Challenge accepted

Fall 2024 Inventing tomorrow

Three students standing near a dummy with a device strapped around its pregnant belly.
Biomedical engineering student Sydney Beck, with two of her teammates, explaining how their ultrasound transducer positioning aid works. Photo by Pauline Oo.

Listen to a Heartbeat

The Challenge

Fetal heart rate monitoring is a critical technique that offers clues to a fetus’s well-being. It has also been credited with reducing the number of stillbirths since its invention in the 1930s. Yet, two challenges exist: reliably capturing cardiac signals when the fetus moves and adjusting the simple, inexpensive but cumbersome, ultrasound transducer’s elastic band on a pregnant belly.

The team

University of Minnesota biomedical engineering majors, Class ’24: Niyati Alluri, Sydney Beck, Maya Johnson, Allison Lundborg, and Daniel Russell

The sponsors

  • Stephen Contag, physician, University of Minnesota Division of Maternal-Fetal Medicine

  • Shruti Iyer, director of product strategy, Oracle

The solution

This University of Minnesota College of Science and Engineering team designed “FetalFocus,” an ultrasound transducer positioning aid that allows the physician to better place and consistently track the fetal heart rate. The students placed third out of 17 student groups from across the United States at the Design of Medical Devices Conferenceon the Twin Cities campus—the world’s largest gathering of its kind.

Five students standing in front of their poster board and prototype.
The mechanical engineering senior design team: Jacob Schmidt, Hung Dinh, Conner Glaser, Jenna Westlake, and Ann Nguyen. Photo by Grant Dahl.

TURN YOUR BODY INTO FERTILIZER

The Challenge

Conventional burials account for 64,000 tons of steel, 1.6 million tons of concrete, and 4 million gallons of embalming fluid annually in the United States.
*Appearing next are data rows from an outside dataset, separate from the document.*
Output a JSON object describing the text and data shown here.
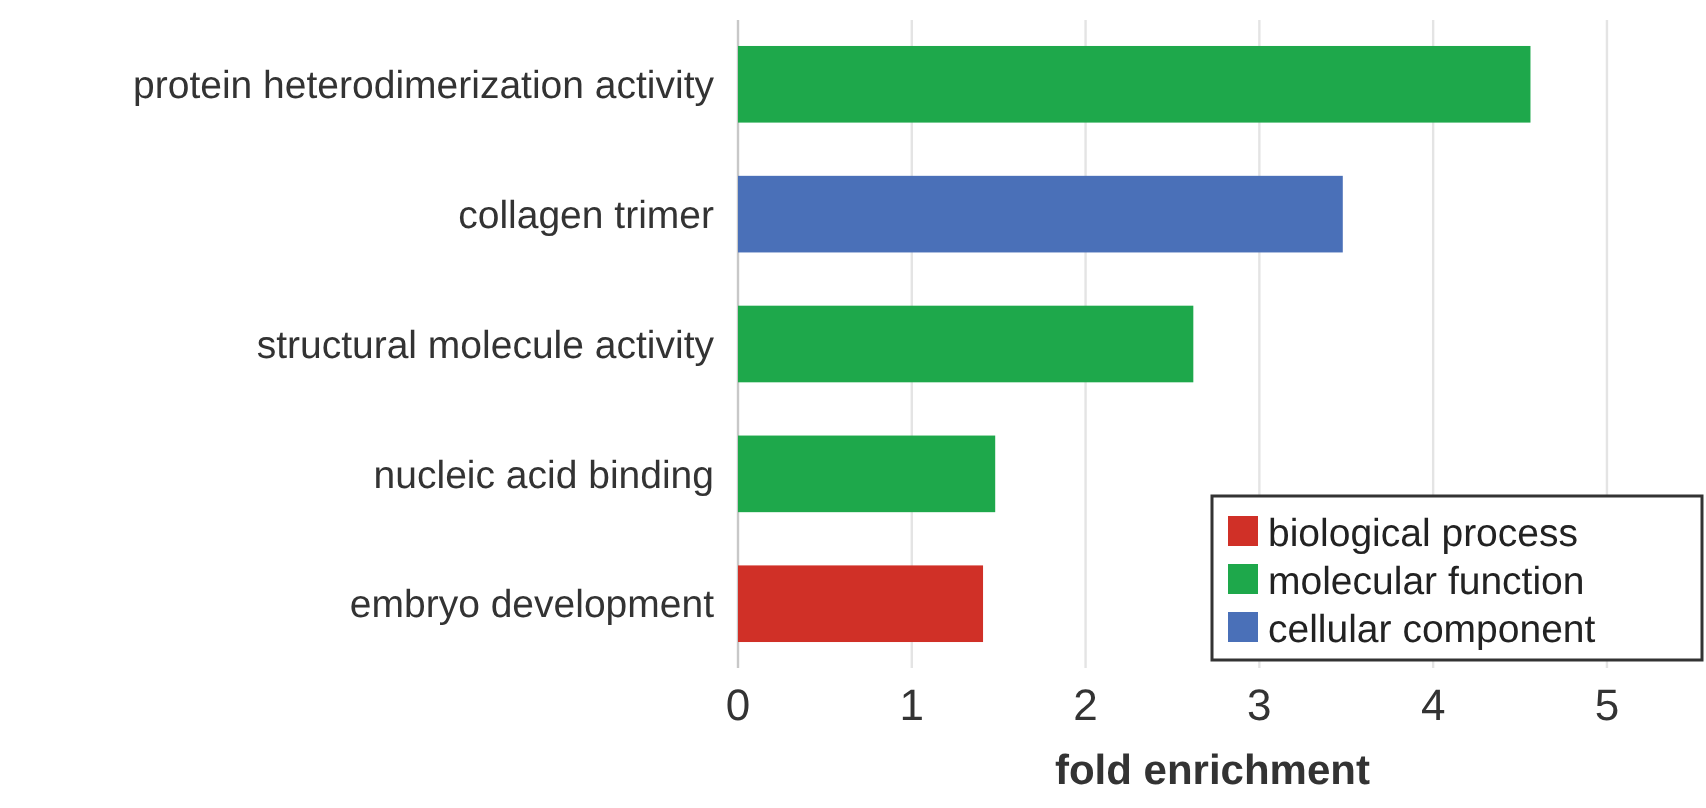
{
  "chart_data": {
    "type": "bar",
    "orientation": "horizontal",
    "xlabel": "fold enrichment",
    "categories": [
      "protein heterodimerization activity",
      "collagen trimer",
      "structural molecule activity",
      "nucleic acid binding",
      "embryo development"
    ],
    "series": [
      {
        "name": "biological process",
        "color": "#d03027",
        "values": [
          null,
          null,
          null,
          null,
          1.41
        ]
      },
      {
        "name": "molecular function",
        "color": "#1ea84b",
        "values": [
          4.56,
          null,
          2.62,
          1.48,
          null
        ]
      },
      {
        "name": "cellular component",
        "color": "#4a70b8",
        "values": [
          null,
          3.48,
          null,
          null,
          null
        ]
      }
    ],
    "xlim": [
      0,
      5.57
    ],
    "xticks": [
      0,
      1,
      2,
      3,
      4,
      5
    ],
    "grid": "x",
    "legend": "bottom right"
  }
}
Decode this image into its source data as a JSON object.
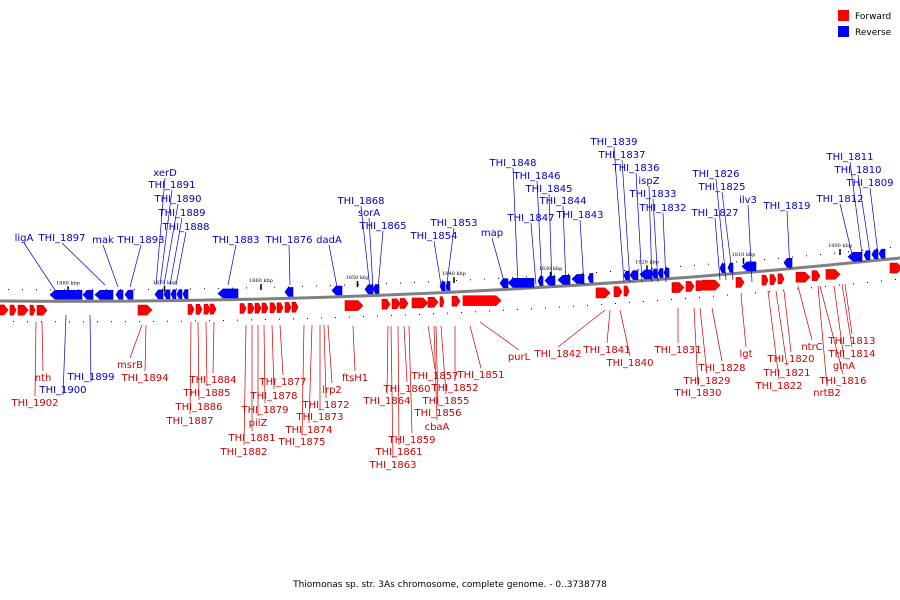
{
  "caption": "Thiomonas sp. str. 3As chromosome, complete genome. - 0..3738778",
  "legend": {
    "forward": {
      "label": "Forward",
      "color": "#ff0000"
    },
    "reverse": {
      "label": "Reverse",
      "color": "#0000ff"
    }
  },
  "colors": {
    "forward_dark": "#cc0000",
    "reverse_dark": "#0000cc",
    "backbone": "#808080"
  },
  "tick_labels": [
    {
      "label": "1880 kbp",
      "pos": 1880
    },
    {
      "label": "1870 kbp",
      "pos": 1870
    },
    {
      "label": "1860 kbp",
      "pos": 1860
    },
    {
      "label": "1850 kbp",
      "pos": 1850
    },
    {
      "label": "1840 kbp",
      "pos": 1840
    },
    {
      "label": "1830 kbp",
      "pos": 1830
    },
    {
      "label": "1820 kbp",
      "pos": 1820
    },
    {
      "label": "1810 kbp",
      "pos": 1810
    },
    {
      "label": "1800 kbp",
      "pos": 1800
    }
  ],
  "reverse_labels": [
    "ligA",
    "THI_1897",
    "mak",
    "THI_1893",
    "xerD",
    "THI_1891",
    "THI_1890",
    "THI_1889",
    "THI_1888",
    "THI_1883",
    "THI_1876",
    "dadA",
    "THI_1868",
    "sorA",
    "THI_1865",
    "THI_1854",
    "THI_1853",
    "map",
    "THI_1848",
    "THI_1847",
    "THI_1846",
    "THI_1845",
    "THI_1844",
    "THI_1843",
    "THI_1839",
    "THI_1837",
    "THI_1836",
    "ispZ",
    "THI_1833",
    "THI_1832",
    "THI_1827",
    "THI_1826",
    "THI_1825",
    "ilv3",
    "THI_1819",
    "THI_1812",
    "THI_1811",
    "THI_1810",
    "THI_1809",
    "THI_1900",
    "THI_1899"
  ],
  "forward_labels": [
    "nth",
    "THI_1902",
    "msrB",
    "THI_1894",
    "THI_1884",
    "THI_1885",
    "THI_1886",
    "THI_1887",
    "pilZ",
    "THI_1881",
    "THI_1882",
    "THI_1877",
    "THI_1878",
    "THI_1879",
    "THI_1873",
    "THI_1874",
    "THI_1875",
    "lrp2",
    "THI_1872",
    "ftsH1",
    "THI_1860",
    "THI_1864",
    "THI_1861",
    "THI_1863",
    "THI_1857",
    "THI_1855",
    "THI_1856",
    "cbaA",
    "THI_1859",
    "THI_1852",
    "THI_1851",
    "purL",
    "THI_1842",
    "THI_1841",
    "THI_1840",
    "THI_1831",
    "THI_1828",
    "THI_1829",
    "THI_1830",
    "lgt",
    "THI_1820",
    "THI_1821",
    "THI_1822",
    "ntrC",
    "THI_1816",
    "nrtB2",
    "glnA",
    "THI_1813",
    "THI_1814"
  ]
}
Cremation, by contrast, releases a yearly carbon output equivalent to burning roughly 400 million pounds of coal.

The team

University of Minnesota mechanical engineering majors, Class ’24: Hung Dinh, Conner Glaser, Ann Nguyen, Jacob Schmidt, and Jenna Westlake

The sponsor

The solution

The “Human Composting Vessel” breaks down the body into inorganic material, offering an environmentally friendly alternative to traditional burial and cremation.

Essentially, the body is laid into the vessel—(see image) like the prototype the students developed—alongside natural materials, such as wood chips, straw, alfalfa, and wildflowers, and the natural microbial process, with some support, breaks down the body over a couple of months. The end result is a cubic yard of nutrient-rich compost, which can be used to plant a tree and support a garden or broader ecological restoration efforts.

Ben Guengerich, director of the Anderson Student Innovation Labs at the University of Minnesota, was also a technical advisor on the project.

During the course of the project, Halaas helped to coordinate a grassroots advocacy group that legalized natural organic reduction in Minnesota. (The bill passed in the 2024 legislative session with an implementation date of July 1, 2025.) 

"The students have played an integral role in helping to inform my startup, a concept that was really born out of conversation at the Toaster," said Halaas, who served as innovation outreach and program specialist at the University of Minnesota Toaster Innovation Hub.

"Their efforts to help me develop a Minnesota-made, natural organic reduction prototype has led to them walking away with the best physical prototype award [at their department showcase], my startup gaining more traction, and the Natural Organic Reduction bill passing this legislative session,” he said.

Two students building a device in Anderson Labs.
Two members of the team building their prototype in Anderson Labs on the Twin Cities campus. Photo courtesy of Erik Haalas.

PROTECT YOUR SKIN AND EYES

The Challenge

Your chance of skin damage scales up with the intensity of UV radiation and duration of exposure. Also, prolonged exposure can contribute to eye damage, including cataracts. Current UV monitoring products run in the $200+ range, plus they’re large, clunky, and not user friendly.

The team

University of Minnesota electrical engineering majors, Class ’24: Hunter Berger, Andy Lambrecht, Maximilian Percy, Jedidiah Pratt, Joseph Renk, and Peter Tran

The sponsors

  • Hye Yoon Park, associate professor of electrical and computer engineering, University of Minnesota

The solution

“SunGuard,” a UV-level detector and app that could integrate into existing smart watch designs. The team’s prototype watch and app, built with electronics and parts totaling $53.38, features real-time UV tracking and a sunscreen timer. A “SunGuard Clip” that fastens to shirts and hats was discussed.